In short, there is no single system that can provide both optimal matching and optimal ranking.
H2 for Ranking
The H2 ranking system is quite beautiful, in my opinion. It is simple and easy to understand, so players will always know why they gained or lost rank. It provides a clear incentive for winning (as you cannot rank up unless your team wins). It constantly updates based on recent performance. Because it is a points-based system, it allows easy implementation of ways to punish undesirable behavior or even allowing rank to decay with time. These things make it a very elegant system for ranking. They also make it unstable and a poor estimate of true individual skill, which is an undesirable trait for a matching system.
TrueSkill for Matching
The TrueSkill ranking system is mathematically robust - given the right inputs. It has the ability (if used properly) to distinguish between individual skill even among members of the same team. Because it converges to a better and better (and, hence, stable) estimate of a player’s skill over time, it provides an excellent means of matching players based on their actual estimated skill. The characteristics that make it good for matching, however, render it less desirable than H2 for ranking. The problems with using TrueSkill in H3/Reach/H4 were not issues with TrueSkill itself, but rather with the information that those games fed TrueSkill - a decision driven by the desire to also use TrueSkill as a ranking system.
If TrueSkill is used for matching only, it can be optimized for finding individual skill. Statistically, using individual performance (rather than team performance) provides not just more information, but also more accurate information about the true skill level of a player. Individual performance has obvious issues when used for rankings - but not for matching - so long as some measure of ability to win is included. To accomplish that, each player on the winning team should be given a win bonus prior to ordering the players by points. Points should only be awarded for activities that contribute to a win - like kills in Slayer and flag caps in CTF. Snapshot/comeback kill/assassination bonuses never should be applied. Going to individual performance and eliminating the extraneous scoring will greatly improve the matching algorithm over both H3 and H4.
Benefits
Combining the two systems as described above provides the following benefits:
…1. A rank system that rewards winning, is easy-to-understand, allows punishing undesirable behavior, and updates based on recent events.
…2. A matching system that tracks individual skill such that:
…a. Players that sometimes play in parties and sometimes play solo can be accurately matched in both cases.
…b. Deranking no longer has any statistical benefit (as deranking =/= getting matched against worse opponents, since TrueSkill is more stable than the ranks).
…c. Rank punishments no longer benefit the punished player by providing easier matches (since rank and skill estimation are decoupled).
…d. Kill farming and other means of not playing the objective result in continually harder matches with no corresponding benefit to rank.
…e. Increased matching efficiency by starting every player at the median (rather than biased low in H2).
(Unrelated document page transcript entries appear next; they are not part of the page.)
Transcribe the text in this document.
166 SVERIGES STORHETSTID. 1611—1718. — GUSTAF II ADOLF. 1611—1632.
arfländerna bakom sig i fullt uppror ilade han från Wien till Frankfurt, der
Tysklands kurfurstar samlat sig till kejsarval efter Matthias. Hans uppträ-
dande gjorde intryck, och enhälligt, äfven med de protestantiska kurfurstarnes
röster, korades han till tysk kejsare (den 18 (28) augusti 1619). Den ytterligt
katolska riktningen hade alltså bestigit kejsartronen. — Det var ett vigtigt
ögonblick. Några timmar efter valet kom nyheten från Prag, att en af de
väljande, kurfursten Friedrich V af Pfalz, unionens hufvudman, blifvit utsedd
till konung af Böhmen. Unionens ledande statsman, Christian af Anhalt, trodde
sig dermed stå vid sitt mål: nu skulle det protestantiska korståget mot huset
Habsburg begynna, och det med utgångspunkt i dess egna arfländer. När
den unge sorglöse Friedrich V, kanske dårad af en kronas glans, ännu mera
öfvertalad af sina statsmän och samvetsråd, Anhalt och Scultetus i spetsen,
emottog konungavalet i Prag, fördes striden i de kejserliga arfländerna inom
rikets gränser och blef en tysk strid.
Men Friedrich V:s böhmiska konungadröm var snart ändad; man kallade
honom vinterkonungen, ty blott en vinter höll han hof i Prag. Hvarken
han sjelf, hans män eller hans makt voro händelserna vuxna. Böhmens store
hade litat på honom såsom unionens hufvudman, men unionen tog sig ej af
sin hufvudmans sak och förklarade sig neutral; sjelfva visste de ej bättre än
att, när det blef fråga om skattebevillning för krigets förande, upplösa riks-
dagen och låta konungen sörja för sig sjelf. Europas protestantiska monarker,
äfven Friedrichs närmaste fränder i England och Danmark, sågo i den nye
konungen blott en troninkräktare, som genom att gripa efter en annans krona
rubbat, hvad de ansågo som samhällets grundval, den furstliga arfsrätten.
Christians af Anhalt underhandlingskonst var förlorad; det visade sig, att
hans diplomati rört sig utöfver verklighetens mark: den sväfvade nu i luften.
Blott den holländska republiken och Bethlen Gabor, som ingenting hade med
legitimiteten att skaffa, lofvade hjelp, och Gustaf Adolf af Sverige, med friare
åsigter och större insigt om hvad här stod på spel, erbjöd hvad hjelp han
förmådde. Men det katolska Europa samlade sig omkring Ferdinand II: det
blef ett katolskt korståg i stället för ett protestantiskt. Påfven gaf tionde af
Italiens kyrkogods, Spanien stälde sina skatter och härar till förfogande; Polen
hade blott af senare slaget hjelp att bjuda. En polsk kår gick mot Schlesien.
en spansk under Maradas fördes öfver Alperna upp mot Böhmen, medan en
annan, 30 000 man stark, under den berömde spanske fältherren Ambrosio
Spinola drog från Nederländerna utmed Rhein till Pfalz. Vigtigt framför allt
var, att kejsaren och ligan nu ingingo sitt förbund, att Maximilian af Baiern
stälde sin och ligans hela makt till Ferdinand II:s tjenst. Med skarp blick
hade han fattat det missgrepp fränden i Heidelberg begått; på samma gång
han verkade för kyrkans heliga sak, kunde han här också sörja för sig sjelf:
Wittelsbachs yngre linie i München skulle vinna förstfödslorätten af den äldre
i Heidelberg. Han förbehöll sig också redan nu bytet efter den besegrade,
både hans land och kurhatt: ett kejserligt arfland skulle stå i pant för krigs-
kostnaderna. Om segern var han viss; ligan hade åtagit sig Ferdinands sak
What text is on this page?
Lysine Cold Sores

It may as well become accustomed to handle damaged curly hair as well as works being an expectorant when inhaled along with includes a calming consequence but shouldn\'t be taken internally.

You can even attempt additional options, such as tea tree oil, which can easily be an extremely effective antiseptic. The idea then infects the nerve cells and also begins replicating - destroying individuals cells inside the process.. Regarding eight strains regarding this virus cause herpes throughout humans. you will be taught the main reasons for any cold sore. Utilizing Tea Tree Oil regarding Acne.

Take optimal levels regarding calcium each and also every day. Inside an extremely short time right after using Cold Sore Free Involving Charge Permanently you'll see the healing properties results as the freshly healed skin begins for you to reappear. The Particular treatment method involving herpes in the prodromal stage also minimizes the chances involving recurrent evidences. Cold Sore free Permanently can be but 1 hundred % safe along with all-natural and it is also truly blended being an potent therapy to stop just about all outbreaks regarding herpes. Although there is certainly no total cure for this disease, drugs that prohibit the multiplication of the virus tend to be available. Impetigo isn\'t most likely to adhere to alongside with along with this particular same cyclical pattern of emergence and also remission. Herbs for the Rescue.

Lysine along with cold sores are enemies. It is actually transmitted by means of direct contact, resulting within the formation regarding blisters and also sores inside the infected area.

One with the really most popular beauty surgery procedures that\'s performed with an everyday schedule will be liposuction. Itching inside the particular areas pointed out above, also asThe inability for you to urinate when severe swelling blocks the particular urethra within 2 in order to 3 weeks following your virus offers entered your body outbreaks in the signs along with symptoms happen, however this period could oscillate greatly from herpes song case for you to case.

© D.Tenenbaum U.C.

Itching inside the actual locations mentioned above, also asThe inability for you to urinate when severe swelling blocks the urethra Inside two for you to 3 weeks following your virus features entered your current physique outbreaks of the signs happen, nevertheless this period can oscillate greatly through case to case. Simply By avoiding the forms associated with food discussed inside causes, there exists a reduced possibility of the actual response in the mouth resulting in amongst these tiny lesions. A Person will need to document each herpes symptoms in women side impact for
…f. Avoids the need for complex scoring formulas (like score = K + A - 0.5 * D) because kamikaze play no longer has any rank benefit.
Regardless of whether you agree or disagree, hopefully this makes sense.
TL;DR: Use the H2 system for ranks. Use individual TrueSkill (adding win bonuses and removing extraneous scoring) for matching.
*Note: H3 used TrueSkill. So for those of you who pine for H3, you probably ought to know that the H3 system is exactly the same as the H4 system for team-ranked lists (objectives, proving grounds). There is zero difference between the two.